Per sessismo intendiamo la convinzione che un sesso sia migliore di un altro ed abbia dunque diritto di predominare. Se questo sesso è il sesso maschile, il sessismo si declina come maschilismo. Nell’immaginario collettivo, il femminismo sarebbe la versione opposta: il sessismo al femminile. Se così fosse, maschilismo e femminismo starebbero – sia pur in opposizione reciproca – sullo stesso piano. Ma è davvero così? Per alcune donne è stato, o forse continua ad essere, così. Per altre, invece, il femminismo, lungi dal voler affermare il dominio di un sesso sull’altro, vuole sradicare ogni forma di dominio: è il movimento che mira a liberare la società (dunque tutte e tutti) da ogni forma di sessismo.  Così inteso, esso “non è anti-uomini”: poiché “tutti noi, femmine e maschi, siamo stati addestrati fin dalla nascita ad accettare pensieri e azioni sessiste” (quasi sempre si tratta di sessismo maschilista o patriarcale), “le donne possono essere sessiste tanto quanto gli uomini”. E gli uomini possono avere l’interesse, il desiderio, di liberare la società dal patriarcato esattamente come le donne. Questa l’idea centrale (che ne spiega anche titolo e sottotitolo) dell’agile volumetto Il femminismo è per tutti. Una politica appassionata (Tamu Edizioni, Napoli 2021) scritto, nel 2000, dalla pensatrice afro-americana bell hooks (la scelta di evitare le iniziali maiuscole dello pseudonimo è della stessa autrice). 

Nell’impossibilità di restituire la ricchezza di spunti contenuta in queste duecento paginette, mi limito a qualche sottolineatura arbitraria.

La prima: la causa del femminismo non esaurisce lo spettro di cause per cui vale la pena impegnare l’esistenza. Per vivere “in un mondo dove non esiste dominio, in cui donne e uomini non sono simili o neppure sempre uguali, ma dove l’idea della reciprocità è l’ethos che modella la nostra interazione”, “la rivoluzione femminista” è necessaria e, tuttavia, insufficiente: va coniugata con il superamento del “razzismo”, del “classismo” e dell’ “imperialismo”. Di fatto ogni soggetto potrà concentrare su un fronte di battaglia soltanto le proprie energie, ma nella consapevolezza che la guerra verso le ingiustizie è molto più ampia e articolata. Da qui il rispetto, anzi la solidarietà attiva, verso ogni altra persona che si impegna per altre cause sociali (anche non citate dall’autrice, come ad esempio la questione ecologica). 

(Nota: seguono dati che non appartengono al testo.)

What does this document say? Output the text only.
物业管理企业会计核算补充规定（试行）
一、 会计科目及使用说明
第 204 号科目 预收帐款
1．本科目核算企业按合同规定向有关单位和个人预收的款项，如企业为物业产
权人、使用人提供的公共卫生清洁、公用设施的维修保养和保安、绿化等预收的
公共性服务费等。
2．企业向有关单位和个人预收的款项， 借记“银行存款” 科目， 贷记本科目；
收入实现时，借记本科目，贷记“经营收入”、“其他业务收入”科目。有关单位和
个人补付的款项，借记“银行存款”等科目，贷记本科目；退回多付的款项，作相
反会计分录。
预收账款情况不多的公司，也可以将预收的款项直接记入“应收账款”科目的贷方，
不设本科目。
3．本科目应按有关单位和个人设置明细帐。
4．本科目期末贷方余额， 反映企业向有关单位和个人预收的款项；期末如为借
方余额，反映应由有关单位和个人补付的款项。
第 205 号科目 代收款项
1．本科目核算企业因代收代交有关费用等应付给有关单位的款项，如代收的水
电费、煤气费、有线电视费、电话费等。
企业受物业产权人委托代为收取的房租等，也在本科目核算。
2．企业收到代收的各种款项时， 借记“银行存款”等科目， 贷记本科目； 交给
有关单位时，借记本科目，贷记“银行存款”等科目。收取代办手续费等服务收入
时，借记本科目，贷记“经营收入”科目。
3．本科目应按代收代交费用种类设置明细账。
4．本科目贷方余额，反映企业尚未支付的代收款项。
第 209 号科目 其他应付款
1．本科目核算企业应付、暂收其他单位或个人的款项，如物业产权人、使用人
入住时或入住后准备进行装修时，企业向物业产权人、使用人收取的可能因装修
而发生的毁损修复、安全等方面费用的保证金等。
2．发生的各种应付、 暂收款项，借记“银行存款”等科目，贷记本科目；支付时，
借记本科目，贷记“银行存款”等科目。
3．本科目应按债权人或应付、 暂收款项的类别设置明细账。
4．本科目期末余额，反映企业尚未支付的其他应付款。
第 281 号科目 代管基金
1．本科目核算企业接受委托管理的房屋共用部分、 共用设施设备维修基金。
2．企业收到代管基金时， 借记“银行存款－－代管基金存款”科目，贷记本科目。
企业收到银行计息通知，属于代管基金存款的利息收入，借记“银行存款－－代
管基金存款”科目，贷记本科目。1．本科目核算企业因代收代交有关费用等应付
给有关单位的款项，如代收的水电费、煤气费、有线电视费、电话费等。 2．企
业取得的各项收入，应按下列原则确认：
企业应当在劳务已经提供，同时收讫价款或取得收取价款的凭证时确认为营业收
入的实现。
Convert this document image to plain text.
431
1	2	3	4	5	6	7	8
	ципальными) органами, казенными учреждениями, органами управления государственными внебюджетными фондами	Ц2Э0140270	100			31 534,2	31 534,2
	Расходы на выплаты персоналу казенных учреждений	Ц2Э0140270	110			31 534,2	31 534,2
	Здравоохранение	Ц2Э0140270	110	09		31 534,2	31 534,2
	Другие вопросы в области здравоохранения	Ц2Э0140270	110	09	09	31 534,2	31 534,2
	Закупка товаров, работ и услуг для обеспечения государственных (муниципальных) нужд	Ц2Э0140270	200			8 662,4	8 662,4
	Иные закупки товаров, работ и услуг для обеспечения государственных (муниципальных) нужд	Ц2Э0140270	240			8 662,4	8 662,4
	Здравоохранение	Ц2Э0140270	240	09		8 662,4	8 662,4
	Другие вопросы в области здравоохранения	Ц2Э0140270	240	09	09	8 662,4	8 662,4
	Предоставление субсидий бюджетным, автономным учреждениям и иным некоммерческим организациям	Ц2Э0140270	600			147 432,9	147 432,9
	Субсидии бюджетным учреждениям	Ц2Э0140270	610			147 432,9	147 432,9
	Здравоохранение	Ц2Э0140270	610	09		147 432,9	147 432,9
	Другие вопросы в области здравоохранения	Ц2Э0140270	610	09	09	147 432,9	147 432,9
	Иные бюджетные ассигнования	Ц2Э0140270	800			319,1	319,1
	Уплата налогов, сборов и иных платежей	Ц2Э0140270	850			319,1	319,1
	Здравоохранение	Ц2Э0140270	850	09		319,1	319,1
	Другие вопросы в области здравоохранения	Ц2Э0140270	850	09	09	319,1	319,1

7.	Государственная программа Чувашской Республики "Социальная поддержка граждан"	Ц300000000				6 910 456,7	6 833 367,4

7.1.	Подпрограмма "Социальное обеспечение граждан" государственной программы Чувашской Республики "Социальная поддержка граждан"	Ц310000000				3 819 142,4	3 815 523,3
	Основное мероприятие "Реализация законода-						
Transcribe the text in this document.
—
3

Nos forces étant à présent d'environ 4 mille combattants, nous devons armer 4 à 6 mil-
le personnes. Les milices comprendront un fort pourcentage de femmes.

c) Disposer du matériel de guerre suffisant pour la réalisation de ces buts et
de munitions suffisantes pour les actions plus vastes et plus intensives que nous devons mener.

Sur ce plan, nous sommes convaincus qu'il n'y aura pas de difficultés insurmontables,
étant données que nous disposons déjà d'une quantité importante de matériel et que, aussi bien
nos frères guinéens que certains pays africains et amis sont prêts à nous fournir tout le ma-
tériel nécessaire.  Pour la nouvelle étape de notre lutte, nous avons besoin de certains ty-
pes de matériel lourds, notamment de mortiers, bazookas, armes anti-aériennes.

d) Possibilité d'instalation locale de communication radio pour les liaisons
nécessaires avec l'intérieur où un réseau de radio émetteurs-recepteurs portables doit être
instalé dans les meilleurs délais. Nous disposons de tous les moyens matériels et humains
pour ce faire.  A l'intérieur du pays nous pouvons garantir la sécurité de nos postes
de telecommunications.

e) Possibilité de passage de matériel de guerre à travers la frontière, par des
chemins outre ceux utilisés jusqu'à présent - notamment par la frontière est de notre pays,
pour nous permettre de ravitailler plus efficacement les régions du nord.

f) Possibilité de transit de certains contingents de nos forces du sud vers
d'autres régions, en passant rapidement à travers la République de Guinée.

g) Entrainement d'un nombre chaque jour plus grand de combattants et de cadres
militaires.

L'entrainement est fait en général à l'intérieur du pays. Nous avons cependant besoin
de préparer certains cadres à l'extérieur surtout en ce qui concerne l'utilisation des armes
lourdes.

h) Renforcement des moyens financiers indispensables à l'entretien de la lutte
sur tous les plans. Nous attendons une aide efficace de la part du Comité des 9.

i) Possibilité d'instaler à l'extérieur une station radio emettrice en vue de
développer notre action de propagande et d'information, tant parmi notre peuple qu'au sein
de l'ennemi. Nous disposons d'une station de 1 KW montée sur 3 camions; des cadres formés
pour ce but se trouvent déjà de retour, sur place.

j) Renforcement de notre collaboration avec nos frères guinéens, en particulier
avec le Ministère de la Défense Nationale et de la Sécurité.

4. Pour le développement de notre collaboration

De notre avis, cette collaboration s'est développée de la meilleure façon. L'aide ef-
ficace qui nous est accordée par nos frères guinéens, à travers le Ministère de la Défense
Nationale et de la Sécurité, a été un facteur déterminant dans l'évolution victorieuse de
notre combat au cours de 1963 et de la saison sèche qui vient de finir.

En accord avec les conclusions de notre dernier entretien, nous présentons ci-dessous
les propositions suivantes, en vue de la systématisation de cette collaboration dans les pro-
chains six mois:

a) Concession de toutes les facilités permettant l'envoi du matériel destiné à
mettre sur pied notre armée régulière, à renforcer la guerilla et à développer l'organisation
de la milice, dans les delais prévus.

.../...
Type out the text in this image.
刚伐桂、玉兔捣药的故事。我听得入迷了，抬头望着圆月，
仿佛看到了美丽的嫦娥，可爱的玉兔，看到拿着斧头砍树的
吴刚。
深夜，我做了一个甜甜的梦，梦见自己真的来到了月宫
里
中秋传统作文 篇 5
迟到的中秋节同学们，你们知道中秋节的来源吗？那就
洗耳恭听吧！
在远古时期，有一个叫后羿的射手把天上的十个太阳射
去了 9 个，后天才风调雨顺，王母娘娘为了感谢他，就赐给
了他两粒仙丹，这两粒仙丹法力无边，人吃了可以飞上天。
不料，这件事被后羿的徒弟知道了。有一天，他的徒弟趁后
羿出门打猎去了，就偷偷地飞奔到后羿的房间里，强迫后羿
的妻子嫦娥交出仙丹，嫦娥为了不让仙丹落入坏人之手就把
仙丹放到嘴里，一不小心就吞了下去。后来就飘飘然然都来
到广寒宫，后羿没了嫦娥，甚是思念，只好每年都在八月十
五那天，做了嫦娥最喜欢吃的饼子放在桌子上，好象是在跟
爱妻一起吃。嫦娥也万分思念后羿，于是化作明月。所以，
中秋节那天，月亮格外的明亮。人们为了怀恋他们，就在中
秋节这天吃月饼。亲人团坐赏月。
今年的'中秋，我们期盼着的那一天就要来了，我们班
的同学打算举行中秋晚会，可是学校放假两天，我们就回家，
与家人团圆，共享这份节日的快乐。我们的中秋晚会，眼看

Una seconda sottolineatura: il femminismo è una pratica politica, ma non priva di radici spirituali. Attenzione, però! Spiritualità non è sinonimo di religiosità né ancor meno di appartenenza ad una chiesa.  In tutte le religioni storiche il maschio ha avuto la preminenza sulla femmina. Il femminismo si è dunque impegnato in due tempi: innanzitutto a criticare l’impianto maschilista e patriarcale delle religioni di appartenenza (anche, ma non solo, la religione ebraico-cristiana) delle donne credenti; poi – e qui sono state coinvolte anche le donne estranee alle grandi tradizioni religiose storiche – a esplorare quei campi ‘spirituali’ che si trovano al di là dei recinti delle istituzioni confessionali (dal momento che vi sono molte maniere di vivere una propria spiritualità autentica). Per le donne e gli uomini che vogliono informarsi e aggiornarsi è ormai evidente che “la liberazione da ogni forma di dominio e di oppressione è in sostanza una ricerca spirituale”: sia perché non c’è lotta politica efficace senza una qualche forma di spiritualità sia perché, all’inverso, non c’è spiritualità autentica che non si traduca operativamente in liberazione da ogni forma di oppressione.